Does the Newtonian gravitational field have momentum analogous to the Poynting vector?

Question

We can define the total energy of the electromagnetic field as:

$$\mathcal{E}_{EM}= \frac{1}{2} \int_V \left(\varepsilon_0\boldsymbol{E}^2+\frac{\boldsymbol{B}^2}{\mu_0}\right)dV$$

which satisfies the conservation law:

$$\frac{\partial\mathcal{E}_K}{\partial t} + \frac{\partial \mathcal{E}_{EM}}{\partial t} = 0$$

where $\mathcal{E}_K$ is the kinetic energy of the matter. In addition, we can define the electromagnetic momentum as the Poynting vector:

$$\boldsymbol{p} = \frac{1}{\mu_0}\boldsymbol{E}\times\boldsymbol{B}$$

For the newtonian gravitational field $\boldsymbol{g}$, it seems possible to define an gravitational energy as:

$$\mathcal{E}_{G}= \frac{1}{2} \int_V \frac{\boldsymbol{g}^2}{4\pi G}dV$$

satisfying the corresponding conservation law. However, it does not seem that from the field alone it is possible to construct a gravitational analogue to the Poynting vector Is there any intuitive idea why this would not be possible?

Answer 1

No, in Newtonian mechanics there is no gravitational momentum. Physically, the reason is that the gravitational field doesn't propagate: it responds instantaneously to changes in the matter distribution, so that there is no trackable movement of energy from one place to another.

Mathematically, this is related that there are no time derivatives of $\phi$ in the equations of motion or the Lagrangian, unlike in electromagnetism. This is because Newtonian gravity is really the very low speed limit of general relativity - it's like working in an approximation where charges move so slowly that the electric field is quasistatic and there's no magnetic field, and thus no Poynting vector.

Answer 2

The Lagrangian for Newtonian gravitation (ignoring the kinetic energy of the sources, which will not affect this argument) is $$ \mathcal{L} = - \frac{1}{8 \pi G} (\nabla \phi)^2 - \phi \rho $$ where $\phi$ is the gravitational field and $\rho$ is the density of the source matter. It is an easy exercise to confirm that this yields the Newtonian gravity equation $\nabla^2 \phi = 4 \pi G \rho$.

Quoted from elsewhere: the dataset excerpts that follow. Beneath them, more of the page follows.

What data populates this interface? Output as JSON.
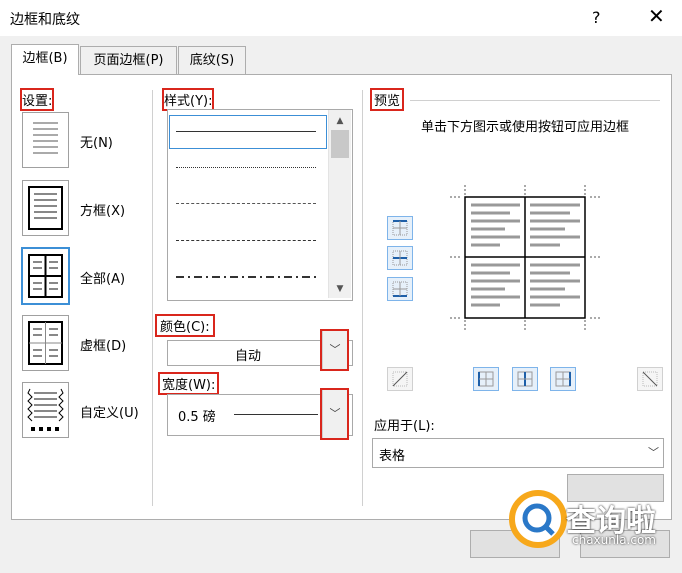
{
  "window": {
    "title": "边框和底纹",
    "help": "?",
    "close": "✕"
  },
  "tabs": [
    {
      "label": "边框(B)",
      "active": true
    },
    {
      "label": "页面边框(P)",
      "active": false
    },
    {
      "label": "底纹(S)",
      "active": false
    }
  ],
  "settings": {
    "label": "设置:",
    "items": [
      {
        "label": "无(N)"
      },
      {
        "label": "方框(X)"
      },
      {
        "label": "全部(A)",
        "selected": true
      },
      {
        "label": "虚框(D)"
      },
      {
        "label": "自定义(U)"
      }
    ]
  },
  "style": {
    "label": "样式(Y):"
  },
  "color": {
    "label": "颜色(C):",
    "value": "自动"
  },
  "width": {
    "label": "宽度(W):",
    "value": "0.5 磅"
  },
  "preview": {
    "label": "预览",
    "hint": "单击下方图示或使用按钮可应用边框",
    "apply_label": "应用于(L):",
    "apply_value": "表格"
  },
  "watermark": {
    "text": "查询啦",
    "url": "chaxunla.com"
  },
  "colors": {
    "highlight": "#d9261c",
    "accent": "#3c8fd6"
  }
}
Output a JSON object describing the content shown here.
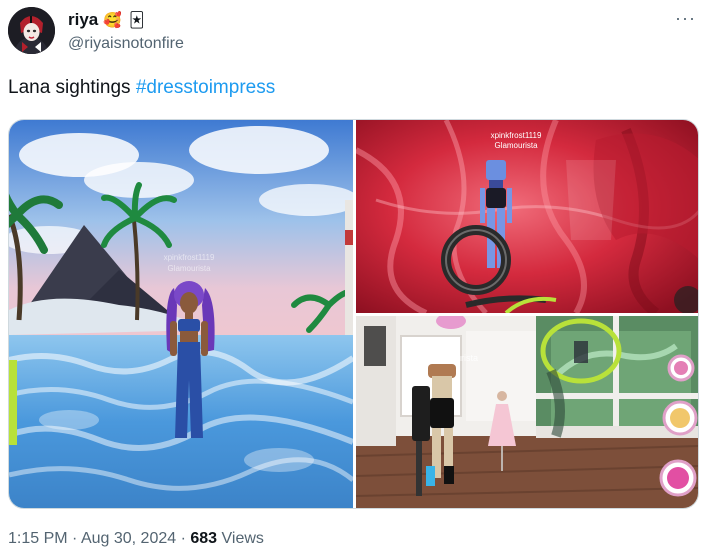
{
  "author": {
    "display_name": "riya",
    "emoji_1": "🥰",
    "emoji_2": "🃏",
    "handle": "@riyaisnotonfire",
    "avatar_icon": "harley-quinn-avatar-icon"
  },
  "more_icon": "more-options-icon",
  "tweet": {
    "text": "Lana sightings ",
    "hashtag": "#dresstoimpress"
  },
  "media": {
    "image_1": {
      "overlay_username": "xpinkfrost1119",
      "overlay_role": "Glamourista"
    },
    "image_2": {
      "overlay_username": "xpinkfrost1119",
      "overlay_role": "Glamourista"
    },
    "image_3": {
      "overlay_role": "urista"
    }
  },
  "meta": {
    "time": "1:15 PM",
    "sep1": " · ",
    "date": "Aug 30, 2024",
    "sep2": " · ",
    "views_count": "683",
    "views_label": " Views"
  },
  "colors": {
    "link": "#1d9bf0",
    "secondary_text": "#536471",
    "primary_text": "#0f1419"
  }
}
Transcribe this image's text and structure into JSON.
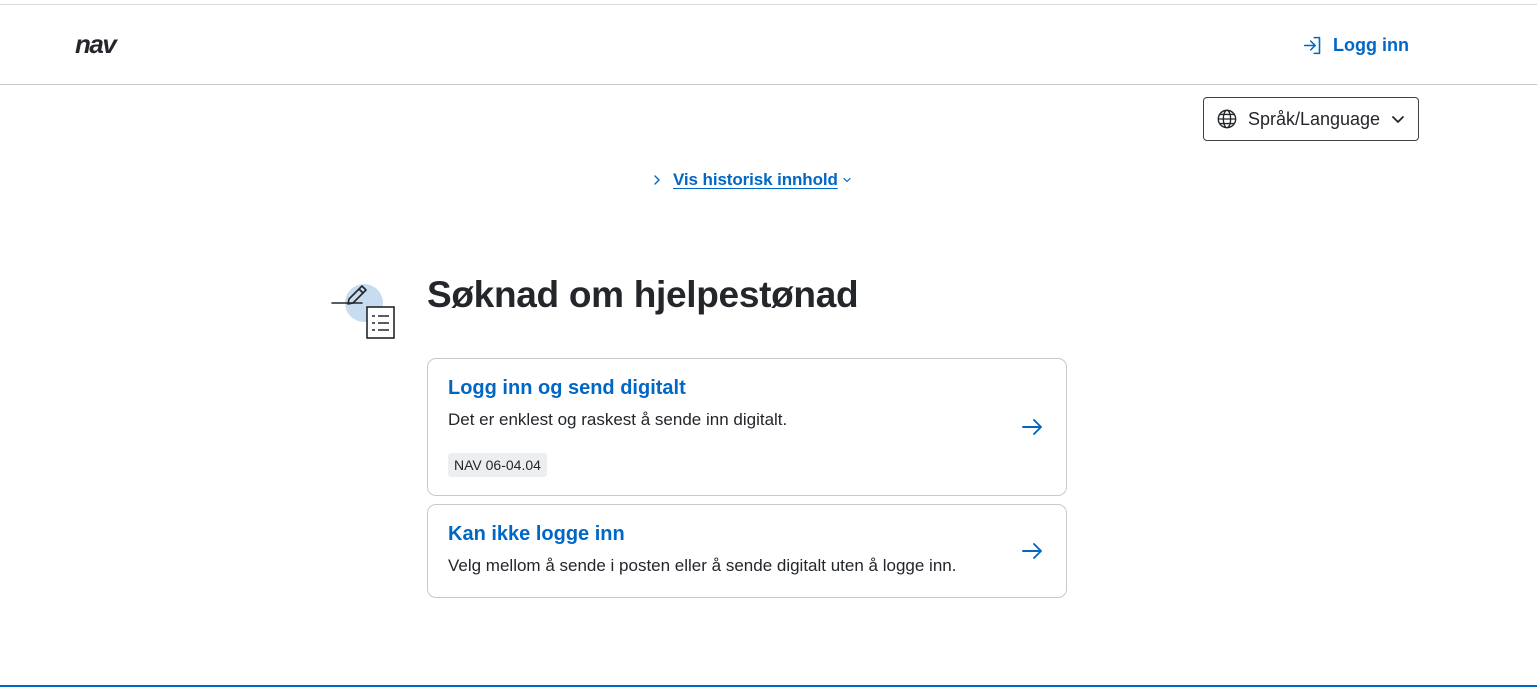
{
  "header": {
    "logo_text": "nav",
    "login_label": "Logg inn"
  },
  "language": {
    "label": "Språk/Language"
  },
  "history": {
    "label": "Vis historisk innhold"
  },
  "main": {
    "title": "Søknad om hjelpestønad",
    "cards": [
      {
        "title": "Logg inn og send digitalt",
        "description": "Det er enklest og raskest å sende inn digitalt.",
        "tag": "NAV 06-04.04"
      },
      {
        "title": "Kan ikke logge inn",
        "description": "Velg mellom å sende i posten eller å sende digitalt uten å logge inn."
      }
    ]
  },
  "colors": {
    "accent": "#0067c5",
    "text": "#23262a",
    "border": "#c6c9ce",
    "tag_bg": "#eceef0"
  },
  "icons": {
    "logo": "nav-logo",
    "login": "login-icon",
    "globe": "globe-icon",
    "dropdown": "chevron-down-icon",
    "expand": "chevron-right-icon",
    "illustration": "form-pencil-icon",
    "arrow": "arrow-right-icon"
  }
}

The above Lagrangian is invariant under spatial and temporal translations, so it will have a set of associated Noether currents that form a canonical stress-energy tensor: $$ T_\mu {}^\nu = \left( \frac{\delta \mathcal{L}}{\delta (\partial_\nu \phi)} \right) \partial_\mu \phi - \delta_\mu {}^\nu \mathcal{L}. $$ Specifically, the components $T_i {}^0$ correspond to the momentum density for any Lagrangian; and by definition, the integral of the Noether current over all of space, $$ P_i = \iiint T_i {}^0 \, d^3 \vec{r}, $$ is constant with respect to $t$. This is the general way in which momentum conservation manifests itself in field theories. In electrodynamics, the quantity $T_i {}^0$ is related to the Poynting vector, and the integral over $T_i {}^0$ over space does give a quantity that's conserved in time, which is the total momentum of the system (field momentum plus mechanical momentum.)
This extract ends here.